A theory of power-law distributions in financial market fluctuations

According to [1]:

Power laws appear to describe histograms of relevant financial fluctuations, such as fluctuations in stock price, trading volume and the number of trades. Surprisingly, the exponents that characterize these power laws are similar for different types and sizes of markets, for different market trends and even for different countries—suggesting that a generic theoretical basis may underlie these phenomena.

Let’s check whether these exponents are similar for cryptocurrencies too. Spoiler: not always.

Trades

In [1] we read:

Empirical studies … show that the distribution of trading volume \(V_t\) obeys a … power law: \[ P(V_t > x) \sim x^{-\zeta_V}\] with \(\zeta_V \approx 1.5\), while the number of trades \(N_t\) obeys: \[ P(N_t > x) \sim x^{-\zeta_N}\] with \(\zeta_N \approx 3.4\)
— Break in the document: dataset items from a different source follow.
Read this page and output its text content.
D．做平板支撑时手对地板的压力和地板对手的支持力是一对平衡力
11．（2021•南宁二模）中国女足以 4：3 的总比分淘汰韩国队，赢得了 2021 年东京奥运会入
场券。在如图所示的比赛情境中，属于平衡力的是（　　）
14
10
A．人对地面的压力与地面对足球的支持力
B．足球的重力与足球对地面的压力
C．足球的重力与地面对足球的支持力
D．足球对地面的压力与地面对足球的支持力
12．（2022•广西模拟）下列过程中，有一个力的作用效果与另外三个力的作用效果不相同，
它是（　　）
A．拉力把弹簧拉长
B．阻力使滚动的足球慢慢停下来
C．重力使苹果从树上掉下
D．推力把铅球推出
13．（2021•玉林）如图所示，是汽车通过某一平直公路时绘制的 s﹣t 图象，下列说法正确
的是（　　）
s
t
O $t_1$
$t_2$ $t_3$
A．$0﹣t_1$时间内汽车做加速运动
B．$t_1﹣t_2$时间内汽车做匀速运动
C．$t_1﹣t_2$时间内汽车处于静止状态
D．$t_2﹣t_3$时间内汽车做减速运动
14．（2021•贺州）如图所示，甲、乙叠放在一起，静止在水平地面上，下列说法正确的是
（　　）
First let’s load all trades for LTCUSD pair traded at Bitstamp from 2019-02-01 00:00:00+03 till 2019-09-17 00:00:00+03:

trades <- obadiah::trades(con, 
                          '2019-02-01 00:00:00+03', 
                          '2019-09-17 00:00:00+03', 
                          'Bitstamp', 
                          'LTCUSD', 
                          tz='Europe/Moscow') %>%
  select(-maker.event.id, -taker.event.id)
kable(head(trades))

timestamp	price	volume	direction	maker	taker	exchange.trade.id
2019-02-01 00:04:08.3971	31.28	0.5851052	buy	2814151777	2814151901	82145385
2019-02-01 00:17:46.8451	31.26	72.1700000	buy	2814188413	2814190362	82145682
2019-02-01 00:17:47.5039	31.26	25.4422370	sell	2814190362	2814190392	82145683
2019-02-01 00:17:49.1047	31.19	7.2058347	sell	2814190401	2814190371	82145684
2019-02-01 00:18:57.6547	31.27	0.3000000	buy	2814190510	2814193203	82145698
2019-02-01 00:42:32.9018	31.19	2.1663516	sell	2814264503	2814266233	82146060

We need only real trades, i.e. those having exchange.trade.id set and only timestamp and volume columns:

trades <- trades %>% 
  filter(!is.na(exchange.trade.id)) %>% 
  select(timestamp, volume, price, direction, exchange.trade.id) 
kable(head(trades))

timestamp	volume	price	direction	exchange.trade.id
2019-02-01 00:04:08.3971	0.5851052	31.28	buy	82145385
2019-02-01 00:17:46.8451	72.1700000	31.26	buy	82145682
2019-02-01 00:17:47.5039	25.4422370	31.26	sell	82145683
2019-02-01 00:17:49.1047	7.2058347	31.19	sell	82145684
2019-02-01 00:18:57.6547	0.3000000	31.27	buy	82145698
2019-02-01 00:42:32.9018	2.1663516	31.19	sell	82146060

There are 621,605 real trades in total. Let’s calculate a trading volume and number of trades per 900 period:

by_period <- trades %>%
  mutate(period_end=ceiling_date(timestamp, paste0(900, " seconds"))) %>% 
  mutate(volume=replace_na(volume, 0), price=replace_na(price, 0)) %>%
  group_by(period_end) %>%
  summarize(volume=sum(volume), number.of.trades=sum(!is.na(timestamp)))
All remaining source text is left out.